Metal-organic framework derived ZnO/porous carbon − 13X zeolite composite modified with chitosan and silver nanoparticles as versatile antibacterial agent

In this work, metal-organic framework consists of zinc, and terephthalic acid (H₂BDC) as linkers (Zn-MOF) was utilized as a starting material to prepare a composite for antibacterial agents. First, the as-synthesized Zn-MOF was carbonized, leaving porous ZnO-metal-organic framework derived carbon (ZnO-MOFC), then composited with zeolite 13X to enhance its polarity. Second, the ZnO-MOFC/13X composite was decorated with chitosan/Ag nanoparticles (ZnO-MOFC/13X/Chi/AgNP) to promote its antibacterial activity.

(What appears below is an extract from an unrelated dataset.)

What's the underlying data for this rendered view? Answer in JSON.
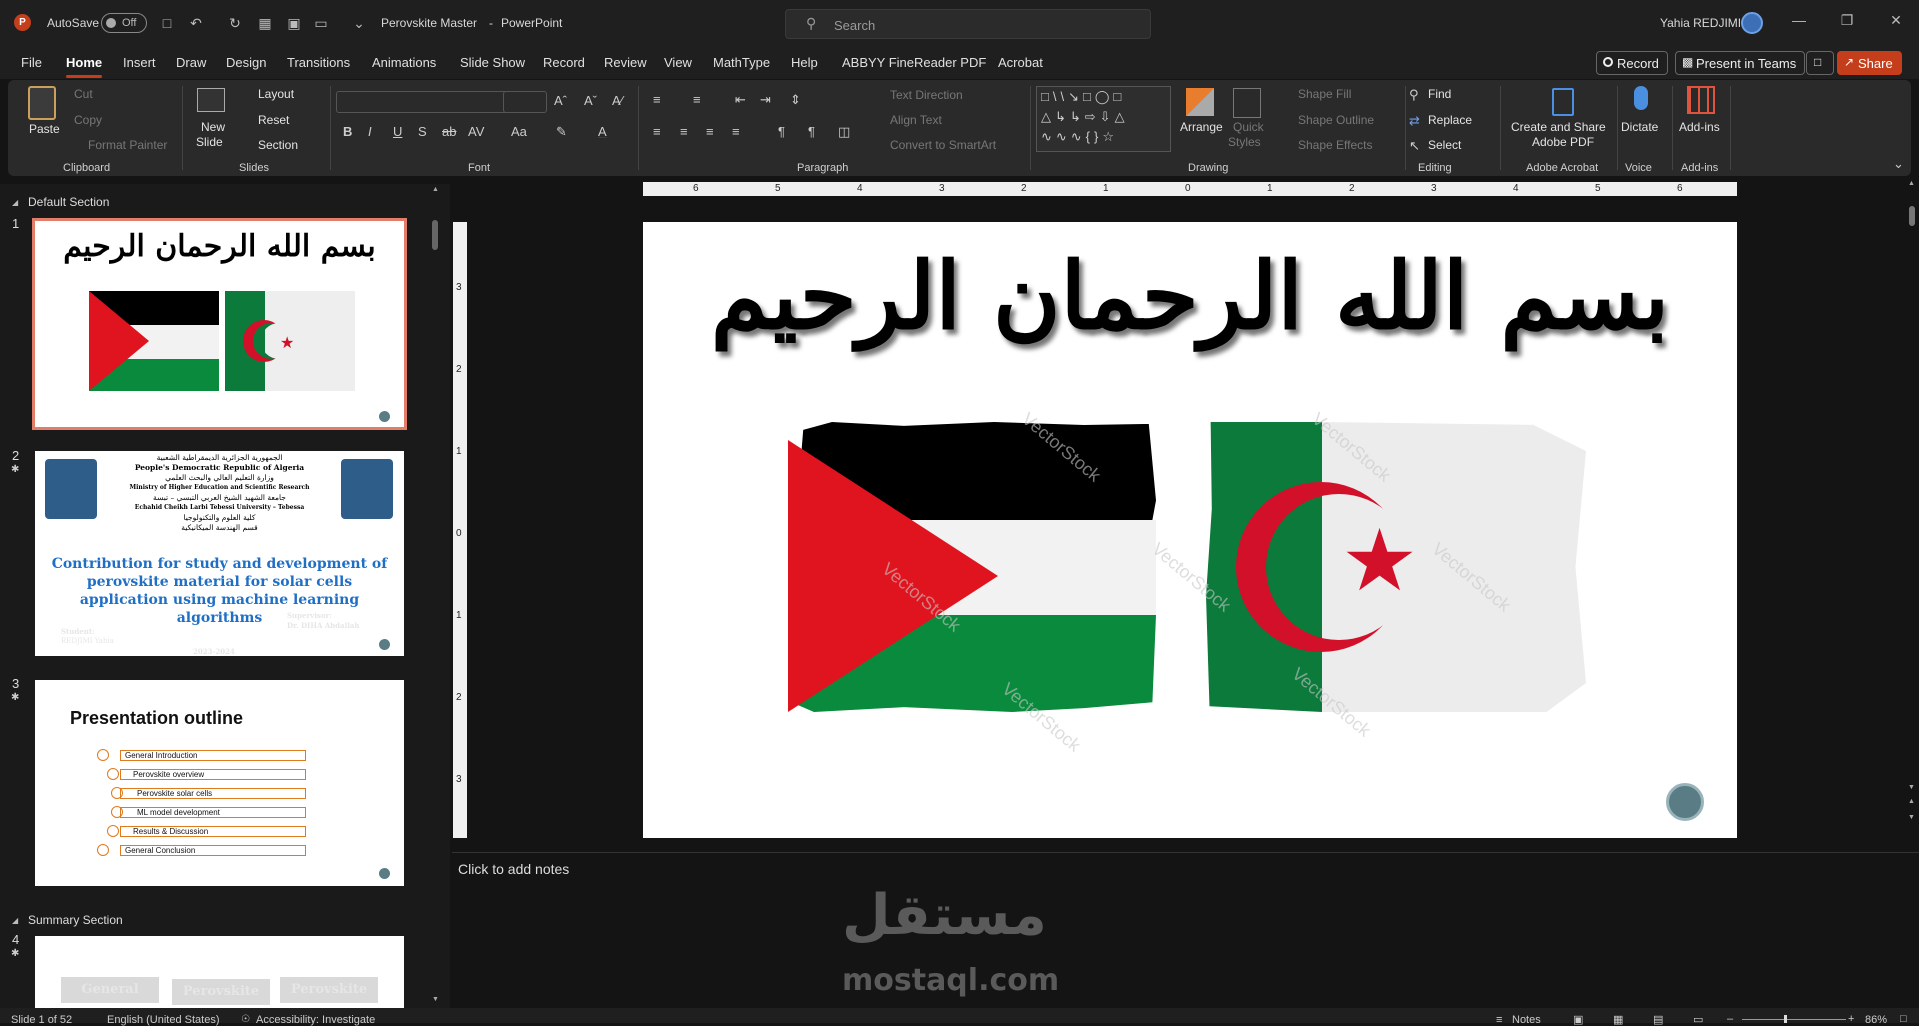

The characterizations using XRD, FTIR, SEM, TGA and BET N₂ sorption analysis provide the physicochemical properties of each component and their interaction in the composite. Based on TGA, Zn-MOF has changed into ZnO-MOFC at 600 °C, while the BET reveals that ZnO-MOFC is nanoporous (ø = 2.668 nm), and 13X is microporous (ø = 2.317 nm) materials with large surface areas. The morphology of ZnO-MOFC depicts layerd structure with reguler pore and 13X morphology shows octahedral cuboid structure. The chitosan assisted the dispersion of AgNP on the surface of the composite. The antibacterial properties were tested using the agar diffusion method on S. aureus and E. coli bacteria. The results show that the ZnO-MOFC/13X/Chi/AgNP composite has high antibacterial activity based on the average diameter of the inhibition zone of 14.5 mm and 11.5 mm on both S. aureus and E. coli bacteria, respectively. The results are comparable to erythromycin and vancomycin as antibiotics for E. coli and S. aureus giving the inhibition zone of 11.06 mm and 11.93 mm, respectively.